The decade before that, I covered Lawrence County, Ohio. I spent a lot of time covering business there, too.
It was a great time to cover business here in Huntington and the surrounding area. In Lawrence County, I covered the rise and the demise of Ironton Iron Inc., an employee-owned company that took over the former Dayton Malleable Inc. foundry. There were controversies surrounding a coal dock in the upper end of Ironton. And there were Superfund remediation sites to deal with contamination left behind by defunct factories.
On the West Virginia side of the river, we had Ashland Coal, which was the only Huntington-based company with stock listed on the New York Stock Exchange. There were changes within Ashland Oil, a Fortune 500 company later known as Ashland Inc., that eventually led to its exit from the area. We had changes in the local banking industry with consolidations, startups and rollups. We had names such as Twentieth Street Bank, First Huntington National Bank, KeyCenturion Bancshares and One Valley Bank that are no longer with us.
We had Inco Alloys International, which left the area when it sold its local operations to Special Metals. That company went into bankruptcy and was acquired by another one.

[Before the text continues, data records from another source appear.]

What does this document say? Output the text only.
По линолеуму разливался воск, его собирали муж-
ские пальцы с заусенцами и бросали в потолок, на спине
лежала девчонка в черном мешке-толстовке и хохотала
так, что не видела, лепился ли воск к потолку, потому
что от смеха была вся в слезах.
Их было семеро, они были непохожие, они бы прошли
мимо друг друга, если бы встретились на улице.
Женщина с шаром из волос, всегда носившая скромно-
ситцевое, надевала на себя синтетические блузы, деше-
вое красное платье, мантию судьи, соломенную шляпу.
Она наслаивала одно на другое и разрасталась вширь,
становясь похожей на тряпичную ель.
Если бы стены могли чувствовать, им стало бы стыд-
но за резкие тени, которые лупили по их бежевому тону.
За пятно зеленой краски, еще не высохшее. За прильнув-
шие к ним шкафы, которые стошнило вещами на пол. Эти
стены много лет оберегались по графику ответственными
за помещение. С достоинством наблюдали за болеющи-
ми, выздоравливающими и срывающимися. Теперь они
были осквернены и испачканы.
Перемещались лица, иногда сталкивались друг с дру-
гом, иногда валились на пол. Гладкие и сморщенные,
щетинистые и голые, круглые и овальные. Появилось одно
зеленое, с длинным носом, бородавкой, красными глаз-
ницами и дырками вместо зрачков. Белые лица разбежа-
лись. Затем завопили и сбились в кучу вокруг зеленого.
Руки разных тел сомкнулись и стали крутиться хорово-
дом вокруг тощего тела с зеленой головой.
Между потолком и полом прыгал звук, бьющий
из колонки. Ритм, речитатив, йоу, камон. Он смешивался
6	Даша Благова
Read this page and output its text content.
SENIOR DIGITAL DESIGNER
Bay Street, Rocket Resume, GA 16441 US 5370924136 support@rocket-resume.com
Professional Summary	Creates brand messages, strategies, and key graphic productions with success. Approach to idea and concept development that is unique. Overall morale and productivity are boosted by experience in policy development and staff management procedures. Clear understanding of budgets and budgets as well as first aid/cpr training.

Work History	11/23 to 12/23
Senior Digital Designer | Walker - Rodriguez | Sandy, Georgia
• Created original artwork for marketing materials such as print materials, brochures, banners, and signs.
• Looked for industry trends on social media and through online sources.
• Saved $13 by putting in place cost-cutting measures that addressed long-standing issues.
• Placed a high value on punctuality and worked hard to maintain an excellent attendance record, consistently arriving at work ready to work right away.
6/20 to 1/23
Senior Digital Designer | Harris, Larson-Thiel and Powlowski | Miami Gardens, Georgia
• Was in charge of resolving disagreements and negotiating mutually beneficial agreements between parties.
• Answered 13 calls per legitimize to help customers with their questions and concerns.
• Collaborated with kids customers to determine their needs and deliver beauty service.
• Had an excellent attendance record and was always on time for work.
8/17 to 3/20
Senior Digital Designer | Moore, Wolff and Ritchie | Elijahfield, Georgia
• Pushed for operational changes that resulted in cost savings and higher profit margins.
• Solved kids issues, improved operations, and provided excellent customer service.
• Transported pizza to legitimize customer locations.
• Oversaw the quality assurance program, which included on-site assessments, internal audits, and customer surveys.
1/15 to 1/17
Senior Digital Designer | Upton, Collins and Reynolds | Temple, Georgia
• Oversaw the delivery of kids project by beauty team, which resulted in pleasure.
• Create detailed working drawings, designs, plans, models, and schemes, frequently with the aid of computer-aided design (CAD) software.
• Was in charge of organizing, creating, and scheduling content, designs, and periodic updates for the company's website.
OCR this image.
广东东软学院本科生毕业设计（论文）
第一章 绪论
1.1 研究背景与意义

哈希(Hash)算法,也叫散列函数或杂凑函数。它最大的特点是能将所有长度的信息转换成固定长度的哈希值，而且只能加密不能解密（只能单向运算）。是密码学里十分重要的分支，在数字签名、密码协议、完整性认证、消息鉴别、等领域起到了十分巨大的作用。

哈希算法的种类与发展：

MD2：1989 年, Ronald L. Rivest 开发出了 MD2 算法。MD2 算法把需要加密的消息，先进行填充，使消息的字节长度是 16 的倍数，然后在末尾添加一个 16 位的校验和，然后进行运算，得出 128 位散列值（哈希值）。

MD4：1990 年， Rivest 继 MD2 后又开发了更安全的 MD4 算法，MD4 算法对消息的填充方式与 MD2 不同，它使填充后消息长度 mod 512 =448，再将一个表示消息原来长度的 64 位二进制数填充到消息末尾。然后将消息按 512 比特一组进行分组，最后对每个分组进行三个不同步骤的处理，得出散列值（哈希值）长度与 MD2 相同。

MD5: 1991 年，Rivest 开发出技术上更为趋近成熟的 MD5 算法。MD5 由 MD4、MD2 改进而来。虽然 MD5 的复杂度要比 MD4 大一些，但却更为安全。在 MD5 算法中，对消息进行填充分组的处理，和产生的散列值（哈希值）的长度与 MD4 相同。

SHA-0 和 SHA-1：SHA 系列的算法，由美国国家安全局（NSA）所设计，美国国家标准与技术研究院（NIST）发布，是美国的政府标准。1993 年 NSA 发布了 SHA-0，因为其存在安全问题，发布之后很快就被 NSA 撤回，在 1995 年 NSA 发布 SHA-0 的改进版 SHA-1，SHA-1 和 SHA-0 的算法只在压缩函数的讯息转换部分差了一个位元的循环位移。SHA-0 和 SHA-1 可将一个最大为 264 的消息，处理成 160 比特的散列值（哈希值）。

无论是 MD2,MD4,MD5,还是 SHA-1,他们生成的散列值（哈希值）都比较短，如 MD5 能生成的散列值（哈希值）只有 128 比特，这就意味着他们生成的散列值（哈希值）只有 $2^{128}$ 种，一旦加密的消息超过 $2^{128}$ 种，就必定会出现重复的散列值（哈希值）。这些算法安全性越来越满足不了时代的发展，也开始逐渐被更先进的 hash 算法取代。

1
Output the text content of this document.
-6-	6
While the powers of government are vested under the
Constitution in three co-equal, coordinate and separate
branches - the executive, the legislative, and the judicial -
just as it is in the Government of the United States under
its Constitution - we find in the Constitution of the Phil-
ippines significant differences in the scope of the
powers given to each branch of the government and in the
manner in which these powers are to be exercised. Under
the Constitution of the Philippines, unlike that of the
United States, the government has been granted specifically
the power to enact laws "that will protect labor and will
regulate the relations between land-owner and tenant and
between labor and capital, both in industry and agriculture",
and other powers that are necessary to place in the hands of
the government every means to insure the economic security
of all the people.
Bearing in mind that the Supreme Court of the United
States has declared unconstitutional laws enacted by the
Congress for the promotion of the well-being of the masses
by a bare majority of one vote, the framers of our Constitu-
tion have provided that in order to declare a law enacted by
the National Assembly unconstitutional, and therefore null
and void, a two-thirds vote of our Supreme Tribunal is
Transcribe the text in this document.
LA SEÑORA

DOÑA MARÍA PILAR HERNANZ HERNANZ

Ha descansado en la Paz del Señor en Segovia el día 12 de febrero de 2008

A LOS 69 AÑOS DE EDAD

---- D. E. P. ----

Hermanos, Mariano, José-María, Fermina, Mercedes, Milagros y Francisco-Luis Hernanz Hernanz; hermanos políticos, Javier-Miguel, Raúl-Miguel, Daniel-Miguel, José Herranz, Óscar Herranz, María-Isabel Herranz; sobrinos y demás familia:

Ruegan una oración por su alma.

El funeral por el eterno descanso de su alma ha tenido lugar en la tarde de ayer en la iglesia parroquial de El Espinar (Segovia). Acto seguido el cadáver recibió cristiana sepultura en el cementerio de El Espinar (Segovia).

If there's a pattern here that points to one of the region's present-day problems, it's that merger-and-acquisition activity among businesses and industries on a national scale has come at a cost to communities like Huntington, Ironton and Ashland.
We've lost close to an entire level of economic activity. Layers of management expertise have left town. We've lost the deep pockets of national and international companies and their willingness to donate money and employees' time to local causes.
While all this was going on, the arrival of megabox chain stores has nearly wiped out the local merchant class. When a local merchant closes, or even a regional one when a super-regional moves into the market, rarely does a younger one step up to take its place.
We still have local and regional businesses of note - the FoodFair chain of supermarkets come to mind - but there's no question the consolidation drive has driven down the number of locally owned and operated businesses.
Few of the large private-sector employers here have deep roots in their communities. There are some, yes, but not as many as before. No one has stepped up to fill the roles abandoned by Ashland Inc. and AK Steel, among others.
Ashland Inc. moved its headquarters to Covington, Kentucky, 20 years ago after it put its local operations into a joint venture with Marathon Petroleum. Ashland's corporate officers were invested in this community. The company left for several reasons. Institutional investors demanded the move for some reason. Ashland found it difficult to get its employees, its vendors and its customers into and out of the area because of the air service locally. And, as one company spokesman told me, Ashland wanted to increase its minority hiring in its management ranks, and this area was a tough sell to young talent that was in demand.
Today Ashland is known as Ashland Global Holdings Inc. It specializes in the chemical business, having divested itself of its petroleum and construction divisions. It has a new brand identity, and there is little to attach it to its history in this area, where it was founded in 1924 by Paul G. Blazer.
There remains a question.
Will the next Paul Blazer make his fortune here? Can he?